Başka bir öğrencinin ''Devlet, özgürlük ve anarşi arasındaki farkı ne zaman anlayacak'' diye sorması üzerine Çelik, özgürlüğün şiddete başvurmadan, başka insanların haklarına mani olmadan, kendi haklarını kullanması anlamına geldiğini ifade etti.
İnsanların farklı ya da yanlış düşünebileceğini belirten Çelik, terör, anarşi ve şiddet ile düşünce özgürlüğünün farklı olduğunu söyledi. Çelik, ''İster Türk, ister Kürt, ister gayrimüslim, ister Müslim, ister Sünni ister Alevi... Bu ülkede herkes medeni insanlar olarak kendi düşüncelerini ifade edebilmelidir. Düşünce özgürlüğüne sonuna kadar evet, teröre, şiddete kaba kuvvete sonuna kadar hayır'' diye konuştu.

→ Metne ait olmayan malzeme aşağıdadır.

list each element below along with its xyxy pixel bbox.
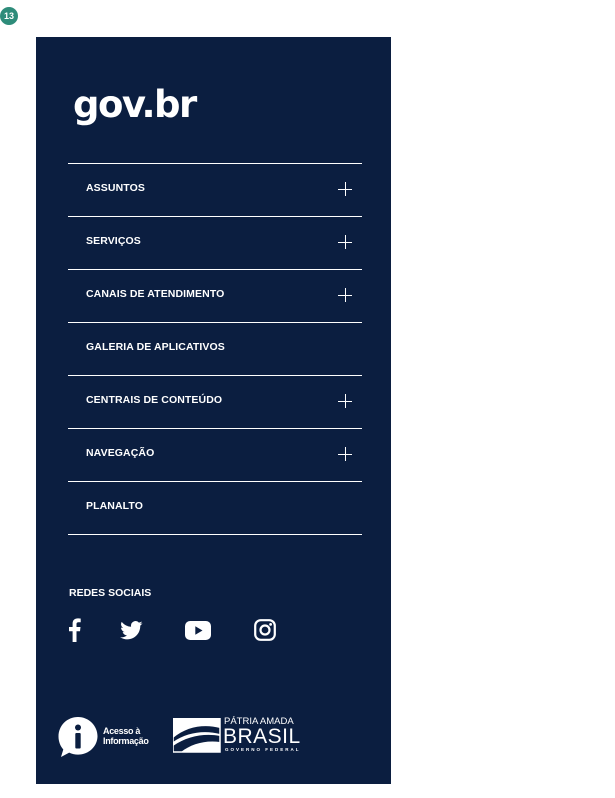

Başka bir öğrencinin partisinin gençlerin siyasete katılımını artırmaya yönelik çalışmalarını sorması üzerine Çelik, kadınların ve gençlerin siyasete katılmalarına yönelik bir kota uygulamadıklarını, siyasette kotanın doğru olmadığını düşündüklerini söyledi. Aynı öğrencinin ''Siyaset yapmak için çok paranızın olması mı gerekiyor'' demesi üzerine Hüseyin Çelik, ''Size anlatıldığı gibi değil. Doğru, siyaset yapmak, siyasete girmek birileri için böyle olabilir ama bizim için öyle bir şey söz konusu değil. Herkesin farklı bir sermayesi var. Bazısının parası, pulu, çek defteri var ama senin birikimin varsa, farklı bazı kabiliyetlerin varsa siyasette de başka yerde de sana fazlasıyla yer vardır'' dedi.
"İktidar olmak 'şamar oğlanı olmak' anlamına gelmiyor"
Başka bir öğrencinin iktidar ve muhalefet partileri arasındaki ''sert üsluba'' yönelik eleştirisine ilişkin, bundan kendilerinin de şikayetçi olduğunu belirten Çelik, siyasi partilerin nezaketten ödün vermeden siyaset yapması gerektiğini vurguladı.
Batı demokrasilerinde de sert tartışmalar yaşandığına işaret eden Çelik, ''Çok şükür ki bizim Tayvan parlamentosu gibi masaların üzerine kalkıp, birbirlerine uçan tekmelerle saldıran bir parlamentomuz yok'' dedi.
Çelik, parti olarak iktidarda olmanın sorumluluğu içinde hareket ettiklerini kaydederek, ''Birileri bunu sizin zaafınız olarak değerlendiriyor. Grup toplantılarını izleyin, tepeden tırnağa adeta Başbakan'a hakaret eden konuşmalar yapılıyor. Sizin de bir tabanınız var. İktidar olmak 'şamar oğlanı olmak' anlamına gelmiyor. Zaman zaman biz de bunlara tepkiler gösteriyoruz. İktidar ve muhalefet ilişkilerinde bu sertleşmenin olmaması gerekiyor. Biz de ondan şikayetçiğiz'' dedi.